SQS is the world's leading specialist in software quality. It provides end-to-end business process quality assurance for software-based systems. SQS consultants identify and mitigate business risk in technology-led transformations utilising standardised methodology, industrialised automation solutions, global delivery and deep domain knowledge across multiple industries. Through its specialisation it provides the objectivity which delivers certainty.

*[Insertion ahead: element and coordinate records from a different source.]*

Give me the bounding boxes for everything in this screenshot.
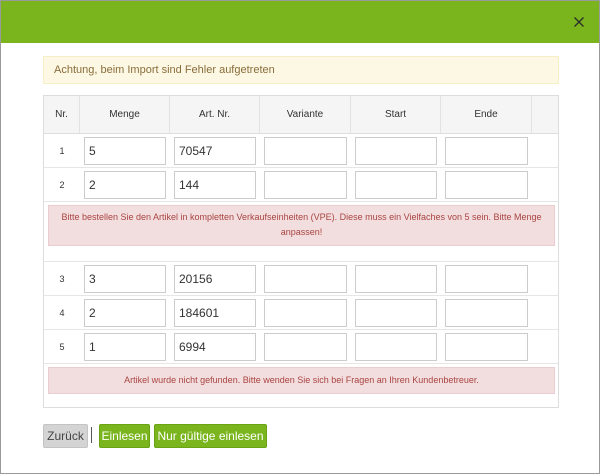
row-number: 5 [59, 342, 65, 352]
variante-input[interactable] [264, 171, 347, 199]
ende-input[interactable] [445, 171, 528, 199]
article-not-found-alert: Artikel wurde nicht gefunden. Bitte wend… [48, 367, 555, 394]
close-icon [574, 17, 584, 27]
ende-input[interactable] [445, 137, 528, 165]
dialog-header [1, 1, 599, 43]
variante-input[interactable] [264, 137, 347, 165]
ende-input[interactable] [445, 333, 528, 361]
import-dialog: Achtung, beim Import sind Fehler aufgetr… [0, 0, 600, 474]
import-warning: Achtung, beim Import sind Fehler aufgetr… [43, 56, 559, 84]
row-number: 3 [59, 274, 65, 284]
start-input[interactable] [355, 333, 437, 361]
table-row: 3 [44, 261, 558, 296]
row-number: 2 [59, 180, 65, 190]
art-nr-input[interactable] [174, 333, 256, 361]
table-row: 1 [44, 134, 558, 168]
column-header-menge: Menge [80, 96, 170, 133]
back-button[interactable]: Zurück [43, 424, 88, 448]
close-button[interactable] [571, 14, 587, 30]
table-row: 2 [44, 168, 558, 202]
import-table: Nr. Menge Art. Nr. Variante Start Ende 1… [43, 95, 559, 408]
menge-input[interactable] [84, 299, 166, 327]
art-nr-input[interactable] [174, 171, 256, 199]
row-number: 4 [59, 308, 65, 318]
vpe-error-alert: Bitte bestellen Sie den Artikel in kompl… [48, 205, 555, 246]
table-row: 5 [44, 330, 558, 364]
column-header-ende: Ende [441, 96, 532, 133]
start-input[interactable] [355, 265, 437, 293]
art-nr-input[interactable] [174, 137, 256, 165]
variante-input[interactable] [264, 265, 347, 293]
start-input[interactable] [355, 299, 437, 327]
ende-input[interactable] [445, 299, 528, 327]
art-nr-input[interactable] [174, 299, 256, 327]
column-header-art-nr: Art. Nr. [170, 96, 260, 133]
start-input[interactable] [355, 137, 437, 165]
column-header-start: Start [351, 96, 441, 133]
menge-input[interactable] [84, 137, 166, 165]
menge-input[interactable] [84, 333, 166, 361]
menge-input[interactable] [84, 171, 166, 199]
read-button[interactable]: Einlesen [99, 424, 150, 448]
start-input[interactable] [355, 171, 437, 199]
button-separator [91, 427, 92, 443]
table-header: Nr. Menge Art. Nr. Variante Start Ende [44, 96, 558, 134]
variante-input[interactable] [264, 299, 347, 327]
row-number: 1 [59, 146, 65, 156]
variante-input[interactable] [264, 333, 347, 361]
column-header-nr: Nr. [44, 96, 80, 133]
ende-input[interactable] [445, 265, 528, 293]
read-valid-only-button[interactable]: Nur gültige einlesen [154, 424, 267, 448]
menge-input[interactable] [84, 265, 166, 293]
table-row: 4 [44, 296, 558, 330]
art-nr-input[interactable] [174, 265, 256, 293]
column-header-variante: Variante [260, 96, 351, 133]
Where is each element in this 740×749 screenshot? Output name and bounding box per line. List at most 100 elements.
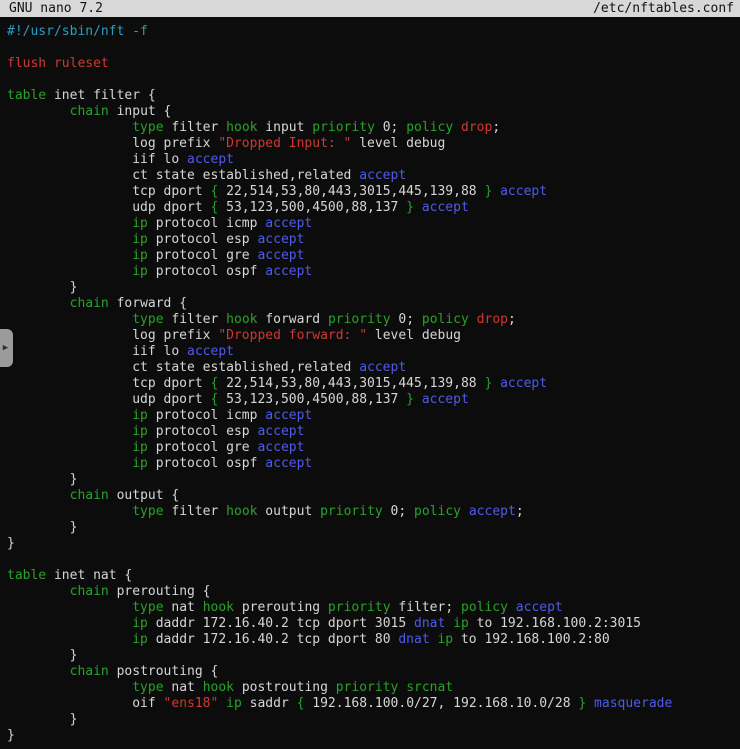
code-line bbox=[7, 72, 740, 88]
code-token: ip bbox=[132, 248, 148, 263]
code-token: protocol icmp bbox=[148, 408, 265, 423]
code-token: accept bbox=[265, 456, 312, 471]
code-line: ip daddr 172.16.40.2 tcp dport 80 dnat i… bbox=[7, 632, 740, 648]
console-side-tab[interactable]: ▶ bbox=[0, 329, 13, 367]
code-line: tcp dport { 22,514,53,80,443,3015,445,13… bbox=[7, 184, 740, 200]
code-line: } bbox=[7, 728, 740, 744]
code-token bbox=[7, 488, 70, 503]
code-token: ip bbox=[453, 616, 469, 631]
code-line: chain input { bbox=[7, 104, 740, 120]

Headquartered in Cologne, Germany, the company now employs approximately 4 600 staff. SQS has offices in Germany, the UK, Australia, Egypt, Finland, France, India, Ireland, Italy, Malaysia, the Netherlands, Norway, Austria, Singapore, Sweden, Switzerland, South Africa, the UAE and the US. In addition, SQS maintains a minority stake in a company in Portugal. In 2015, SQS generated revenues of 320.7 million Euros

This position stems from over 30 years of successful consultancy operations. With over 10 000 completed projects under its belt, SQS has a strong client base, including half of the DAX 30, nearly a third of the STOXX 50 and 20% of the FTSE 100 companies.

SQS is the first German company to have a primary listing on AIM, a market operated by the London Stock Exchange. In addition, SQS shares are also traded on the German Stock Exchange in Frankfurt am Main.